REITs have taken a beating in the last year. Last year REITs accounted for 48.2 per cent of the $14.8 billion spent on commercial real estate, but they’ve taken a serious plunge within that time. This year they account for only 29.3 per cent of the $14.7 billion commercial investments being made.
The reason for the sudden, and significant, drop is due primarily to the fact that investors are becoming increasingly worried about rising interest rates. With yields on the 10-year government of Canada bonds rising from 1.75 per cent to above 2.5 per cent this past May, the concern is that this will have a huge impact on REIT mortgage costs in the future. Those increasing interest rates also means more competition for investors looking for the best yields.
Throughout the grimness there are of course some analysts that still see that opportunity knocking just a little farther down the road. However realists know that the hay-day of REITs is most likely over, and more are turning to investing in private mortgages to gain back those yields.
This is primarily because private mortgage investments have nothing to do with government of Canada bonds. Those bond rates can increase or decrease, and it has no effect on the mortgage investment. The only thing that will impact that investment is the credit-worthiness of the borrower; and that’s always backed up by collateral in the form of property.

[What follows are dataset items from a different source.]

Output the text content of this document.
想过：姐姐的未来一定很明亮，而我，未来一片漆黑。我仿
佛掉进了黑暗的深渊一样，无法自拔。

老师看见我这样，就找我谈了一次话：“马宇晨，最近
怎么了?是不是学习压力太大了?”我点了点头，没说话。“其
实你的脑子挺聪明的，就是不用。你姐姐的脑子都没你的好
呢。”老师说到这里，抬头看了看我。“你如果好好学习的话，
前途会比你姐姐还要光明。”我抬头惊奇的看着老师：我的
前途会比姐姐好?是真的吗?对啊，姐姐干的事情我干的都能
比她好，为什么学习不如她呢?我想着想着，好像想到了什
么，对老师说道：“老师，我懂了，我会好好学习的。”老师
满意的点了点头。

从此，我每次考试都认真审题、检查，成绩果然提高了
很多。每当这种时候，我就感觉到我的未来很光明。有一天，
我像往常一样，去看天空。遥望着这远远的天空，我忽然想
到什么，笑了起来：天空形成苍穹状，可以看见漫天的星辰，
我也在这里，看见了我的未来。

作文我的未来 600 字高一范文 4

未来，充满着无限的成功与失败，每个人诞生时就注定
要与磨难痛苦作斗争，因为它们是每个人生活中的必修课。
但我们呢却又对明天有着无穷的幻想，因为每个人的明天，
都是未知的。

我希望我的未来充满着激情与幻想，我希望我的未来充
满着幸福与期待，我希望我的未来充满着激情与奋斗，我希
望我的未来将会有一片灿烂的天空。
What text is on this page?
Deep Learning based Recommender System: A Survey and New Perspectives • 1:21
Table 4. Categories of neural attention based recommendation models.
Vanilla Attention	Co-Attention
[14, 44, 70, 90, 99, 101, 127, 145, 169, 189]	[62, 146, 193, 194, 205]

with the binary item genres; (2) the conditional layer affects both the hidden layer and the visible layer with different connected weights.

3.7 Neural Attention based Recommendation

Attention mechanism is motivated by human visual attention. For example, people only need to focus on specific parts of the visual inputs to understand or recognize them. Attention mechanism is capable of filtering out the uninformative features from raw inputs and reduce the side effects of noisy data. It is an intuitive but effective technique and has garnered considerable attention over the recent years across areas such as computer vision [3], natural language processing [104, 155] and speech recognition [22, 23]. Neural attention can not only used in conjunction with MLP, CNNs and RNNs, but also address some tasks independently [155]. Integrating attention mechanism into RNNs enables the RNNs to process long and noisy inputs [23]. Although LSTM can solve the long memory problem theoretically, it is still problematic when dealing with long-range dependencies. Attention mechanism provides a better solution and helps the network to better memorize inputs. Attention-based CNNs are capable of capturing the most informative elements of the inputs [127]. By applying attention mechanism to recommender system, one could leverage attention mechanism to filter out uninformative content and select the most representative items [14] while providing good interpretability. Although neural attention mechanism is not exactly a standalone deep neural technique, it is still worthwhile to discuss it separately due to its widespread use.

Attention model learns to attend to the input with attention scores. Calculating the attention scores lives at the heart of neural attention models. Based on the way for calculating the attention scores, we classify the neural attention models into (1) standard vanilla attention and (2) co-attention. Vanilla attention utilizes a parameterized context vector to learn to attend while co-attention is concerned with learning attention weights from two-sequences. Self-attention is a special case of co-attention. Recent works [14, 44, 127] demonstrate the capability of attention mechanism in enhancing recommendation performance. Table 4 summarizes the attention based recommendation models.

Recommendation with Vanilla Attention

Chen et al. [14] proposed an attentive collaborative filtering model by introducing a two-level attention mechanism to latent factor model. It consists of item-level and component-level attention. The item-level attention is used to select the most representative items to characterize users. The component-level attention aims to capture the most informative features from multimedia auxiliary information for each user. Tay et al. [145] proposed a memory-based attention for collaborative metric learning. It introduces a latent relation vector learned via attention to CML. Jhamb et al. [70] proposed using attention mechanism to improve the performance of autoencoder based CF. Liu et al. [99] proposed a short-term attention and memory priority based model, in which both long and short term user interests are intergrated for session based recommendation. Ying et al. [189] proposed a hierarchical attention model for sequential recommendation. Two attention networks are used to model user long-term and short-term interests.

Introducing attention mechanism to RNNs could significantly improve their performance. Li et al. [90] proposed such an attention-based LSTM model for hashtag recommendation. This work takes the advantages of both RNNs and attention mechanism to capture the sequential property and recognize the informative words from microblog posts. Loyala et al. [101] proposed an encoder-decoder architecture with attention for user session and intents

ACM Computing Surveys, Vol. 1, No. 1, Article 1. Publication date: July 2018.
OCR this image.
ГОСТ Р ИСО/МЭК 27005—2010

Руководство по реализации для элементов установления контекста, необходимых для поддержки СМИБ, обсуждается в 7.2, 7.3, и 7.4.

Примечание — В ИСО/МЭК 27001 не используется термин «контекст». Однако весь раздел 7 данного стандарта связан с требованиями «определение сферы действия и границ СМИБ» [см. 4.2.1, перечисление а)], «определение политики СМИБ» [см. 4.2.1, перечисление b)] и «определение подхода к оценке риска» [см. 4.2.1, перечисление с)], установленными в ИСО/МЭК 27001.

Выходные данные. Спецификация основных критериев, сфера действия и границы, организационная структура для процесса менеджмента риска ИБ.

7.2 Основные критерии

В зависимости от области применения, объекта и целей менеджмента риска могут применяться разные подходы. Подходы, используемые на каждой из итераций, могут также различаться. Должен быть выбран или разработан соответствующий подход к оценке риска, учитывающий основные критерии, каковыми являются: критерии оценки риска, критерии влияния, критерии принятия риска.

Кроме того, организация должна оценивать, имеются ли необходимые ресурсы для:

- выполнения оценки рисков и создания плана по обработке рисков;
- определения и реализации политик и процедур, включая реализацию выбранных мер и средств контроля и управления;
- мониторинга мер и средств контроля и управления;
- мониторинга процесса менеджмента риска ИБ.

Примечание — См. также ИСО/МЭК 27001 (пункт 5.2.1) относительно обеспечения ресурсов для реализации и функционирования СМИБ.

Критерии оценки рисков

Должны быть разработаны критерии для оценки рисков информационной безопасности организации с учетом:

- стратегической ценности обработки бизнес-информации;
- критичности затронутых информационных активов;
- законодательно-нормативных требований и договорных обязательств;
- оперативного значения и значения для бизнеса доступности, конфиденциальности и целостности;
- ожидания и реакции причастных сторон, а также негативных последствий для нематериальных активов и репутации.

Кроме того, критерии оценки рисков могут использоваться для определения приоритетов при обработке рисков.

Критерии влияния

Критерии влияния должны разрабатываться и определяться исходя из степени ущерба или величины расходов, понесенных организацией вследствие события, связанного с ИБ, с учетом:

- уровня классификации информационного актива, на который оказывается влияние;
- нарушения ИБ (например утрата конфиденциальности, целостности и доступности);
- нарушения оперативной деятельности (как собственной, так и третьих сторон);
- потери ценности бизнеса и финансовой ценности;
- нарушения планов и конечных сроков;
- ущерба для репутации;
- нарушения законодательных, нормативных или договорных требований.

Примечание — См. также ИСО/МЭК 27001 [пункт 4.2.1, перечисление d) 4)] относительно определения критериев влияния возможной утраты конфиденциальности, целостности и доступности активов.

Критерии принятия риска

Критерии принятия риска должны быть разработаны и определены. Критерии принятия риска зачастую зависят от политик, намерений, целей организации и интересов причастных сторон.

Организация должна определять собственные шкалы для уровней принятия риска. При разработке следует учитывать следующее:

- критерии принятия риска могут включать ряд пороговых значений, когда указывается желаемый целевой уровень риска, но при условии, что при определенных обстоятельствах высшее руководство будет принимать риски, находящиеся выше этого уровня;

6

This latest news isn’t necessarily bad for investors, but it does signal a shift that’s happening in the type of investments they seek. With MICs, you need to be worried about the popularity of them, and simply whether or not you’ll see the returns you’re looking for with so many other investors taking a piece of the pie. And with REITs you need to worry about rising rates that take even more of that yield out of your pocket. With private mortgage investments though, you simply need to make that investment and wait for your return. No matter what rates or doing, or how many other people are doing it.